Kinect's AI Breakthrough Explained
mikejuk writes "Microsoft Research has just published a scientific paper (PDF) and a video showing how the Kinect body tracking algorithm works — it's almost as impressive as some of the uses the Kinect has been put to. This article summarizes how Kinect does it. Quoting: '... What the team did next was to train a type of classifier called a decision forest, i.e. a collection of decision trees. Each tree was trained on a set of features on depth images that were pre-labeled with the target body parts. That is, the decision trees were modified until they gave the correct classification for a particular body part across the test set of images. Training just three trees using 1 million test images took about a day using a 1000-core cluster.'"
Layered classification nets have always struck me as the right approach, particularly as we learn more about how human senses work - it seems like a lot of our "thinking" is done much closer to our sense organce than we might have once imagined. Interesting that the less "organic" type, decision trees, were used rather than neural nets. One wonders if maybe it was more a matter of ease of phrasing/training/debugging than of classification itself that decided which type to use.
I don't think so this time. This is a reasonably well written formal paper sent for peer review. It is also quite nice to see this published openly.
- "What do you do for a living?"
- "I train trees to make a decision forest that can see human limbs."
- "Ah, I see. Makes sense. (WHAT THE FUCK???)"
Why would MS rent/buy processor time? They've got the world's biggest botnet, and they even have the suckers pay MS to join it.
Sleep your way to a whiter smile...date a dentist!
The same way that cybercriminals crack captchas, they just offered up a picture of a random boob to a random boob. The real problem was stopping at 1m pictures.
> I'm far more interested in how they generated those '1 million'
> pre-labelled test images in the first place.
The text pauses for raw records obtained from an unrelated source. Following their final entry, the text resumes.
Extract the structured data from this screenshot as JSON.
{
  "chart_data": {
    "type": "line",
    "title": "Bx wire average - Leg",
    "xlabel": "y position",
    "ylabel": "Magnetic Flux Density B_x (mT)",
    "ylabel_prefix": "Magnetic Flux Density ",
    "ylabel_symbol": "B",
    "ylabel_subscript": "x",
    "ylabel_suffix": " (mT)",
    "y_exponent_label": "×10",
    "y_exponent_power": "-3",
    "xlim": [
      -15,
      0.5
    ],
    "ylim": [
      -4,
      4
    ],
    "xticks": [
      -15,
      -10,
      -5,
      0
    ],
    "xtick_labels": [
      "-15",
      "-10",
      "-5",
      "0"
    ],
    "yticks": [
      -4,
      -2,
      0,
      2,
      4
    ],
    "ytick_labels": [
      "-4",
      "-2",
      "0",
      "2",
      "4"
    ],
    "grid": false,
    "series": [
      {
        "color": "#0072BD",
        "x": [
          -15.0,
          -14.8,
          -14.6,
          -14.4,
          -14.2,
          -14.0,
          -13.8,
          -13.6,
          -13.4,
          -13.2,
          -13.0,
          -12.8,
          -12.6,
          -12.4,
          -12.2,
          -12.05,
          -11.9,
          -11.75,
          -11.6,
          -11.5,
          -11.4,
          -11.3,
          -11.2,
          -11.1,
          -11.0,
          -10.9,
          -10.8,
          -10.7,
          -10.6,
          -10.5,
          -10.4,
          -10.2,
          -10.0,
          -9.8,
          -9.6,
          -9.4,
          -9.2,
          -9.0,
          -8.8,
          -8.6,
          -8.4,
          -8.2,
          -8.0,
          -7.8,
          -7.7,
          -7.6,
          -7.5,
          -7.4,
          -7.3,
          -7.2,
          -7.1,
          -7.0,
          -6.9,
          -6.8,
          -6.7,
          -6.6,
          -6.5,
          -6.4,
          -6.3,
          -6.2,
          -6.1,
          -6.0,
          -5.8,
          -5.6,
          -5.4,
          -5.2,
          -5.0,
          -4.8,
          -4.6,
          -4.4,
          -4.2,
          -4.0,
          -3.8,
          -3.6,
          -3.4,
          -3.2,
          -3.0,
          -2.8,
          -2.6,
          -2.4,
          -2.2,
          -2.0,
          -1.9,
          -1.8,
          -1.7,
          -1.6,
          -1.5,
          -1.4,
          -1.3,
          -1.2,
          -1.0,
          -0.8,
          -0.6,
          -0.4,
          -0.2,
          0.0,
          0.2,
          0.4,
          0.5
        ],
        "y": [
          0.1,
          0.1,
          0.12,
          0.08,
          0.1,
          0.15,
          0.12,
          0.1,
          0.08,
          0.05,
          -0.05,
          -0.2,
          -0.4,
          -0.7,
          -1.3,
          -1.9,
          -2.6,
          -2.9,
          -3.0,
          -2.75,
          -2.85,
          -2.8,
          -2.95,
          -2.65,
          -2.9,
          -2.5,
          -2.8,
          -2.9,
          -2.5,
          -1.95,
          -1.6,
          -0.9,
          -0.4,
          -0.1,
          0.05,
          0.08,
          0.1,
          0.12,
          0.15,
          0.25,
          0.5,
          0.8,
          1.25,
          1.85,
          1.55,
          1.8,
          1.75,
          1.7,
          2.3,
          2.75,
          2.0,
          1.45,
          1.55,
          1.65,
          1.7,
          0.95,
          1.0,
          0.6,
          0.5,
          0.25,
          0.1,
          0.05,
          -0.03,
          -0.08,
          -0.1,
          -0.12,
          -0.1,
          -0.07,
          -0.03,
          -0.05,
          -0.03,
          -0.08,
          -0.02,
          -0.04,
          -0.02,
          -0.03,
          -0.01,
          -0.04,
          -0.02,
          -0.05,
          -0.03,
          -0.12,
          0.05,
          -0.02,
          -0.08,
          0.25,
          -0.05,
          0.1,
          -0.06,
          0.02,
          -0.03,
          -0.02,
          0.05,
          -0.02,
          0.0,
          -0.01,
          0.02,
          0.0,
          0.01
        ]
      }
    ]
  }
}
Snapshots from the webcams attached to computers running Windows.
Do daemons dream of electric sleep()?
Trees have traditionally been trained in Entish, which although reliable, is such an un-hasty language.
Modest doubt is called the beacon of the wise. - William Shakespeare
The sensor came from primasense. The algorithms in it are entirely from MSR.
It is also quite nice to see this published openly.
And no doubt backed up by a dozen patents.
Hum, no, actually, they just used a known for years technic of machine learning on a huge sample of data and it worked pretty well.
From my point of view, there is no major breakthrough but still it's a nice solution.
I read the paper; it was clever. They used a standard motion capture setup with their actor(s) going through several hundred different movements. Since their algorithm is stateless, they could analyze the motion and produce many distinct poses from each movement. Each pose was then "retargeted" (a well known technique in animation; example) onto many different 3D models of people of varying height, body type, etc., before finally being rendered into a perfectly labeled depth map.
They went through several iterations of this process:
And no doubt backed up by a dozen patents.
Of course. That's the purpose of patents, to encourage inventors to publish their inventions openly.
I don't care if it's 90,000 hectares. That lake was not my doing.
Yeah, they make nice products when they face competition, there is no doubt about it. But even then, some of the commercial practices are questionable and that's where most of the hate comes from. For instance, you buy an XBox360 and a PS3. In the XBox you have to pay a monthly fee to play online games where as in the PS3 is completely free. If Microsoft is the only player in town in that particular case then we would be in a world of hurt. Luckily, having options pushes Microsoft to do the right thing, even if it doesn't end up doing most of the time. To me, that's what Linux and free software is really all about, more about options instead of being a much superior product.
"[..] the decision trees were modified until they gave the correct classification for a particular body part across the test set of images"
this is called cheating in machine learning (you are not allowed to modify your model(s) based on the results on the test set).
and of course it is not what they do.
nice piece work, tho IMHO not AI breakthrough.
This has nothing to do with reconstructing a depth image from a 2D image. The Kinect is a depth camera and already gives you a real depth image (not a guess).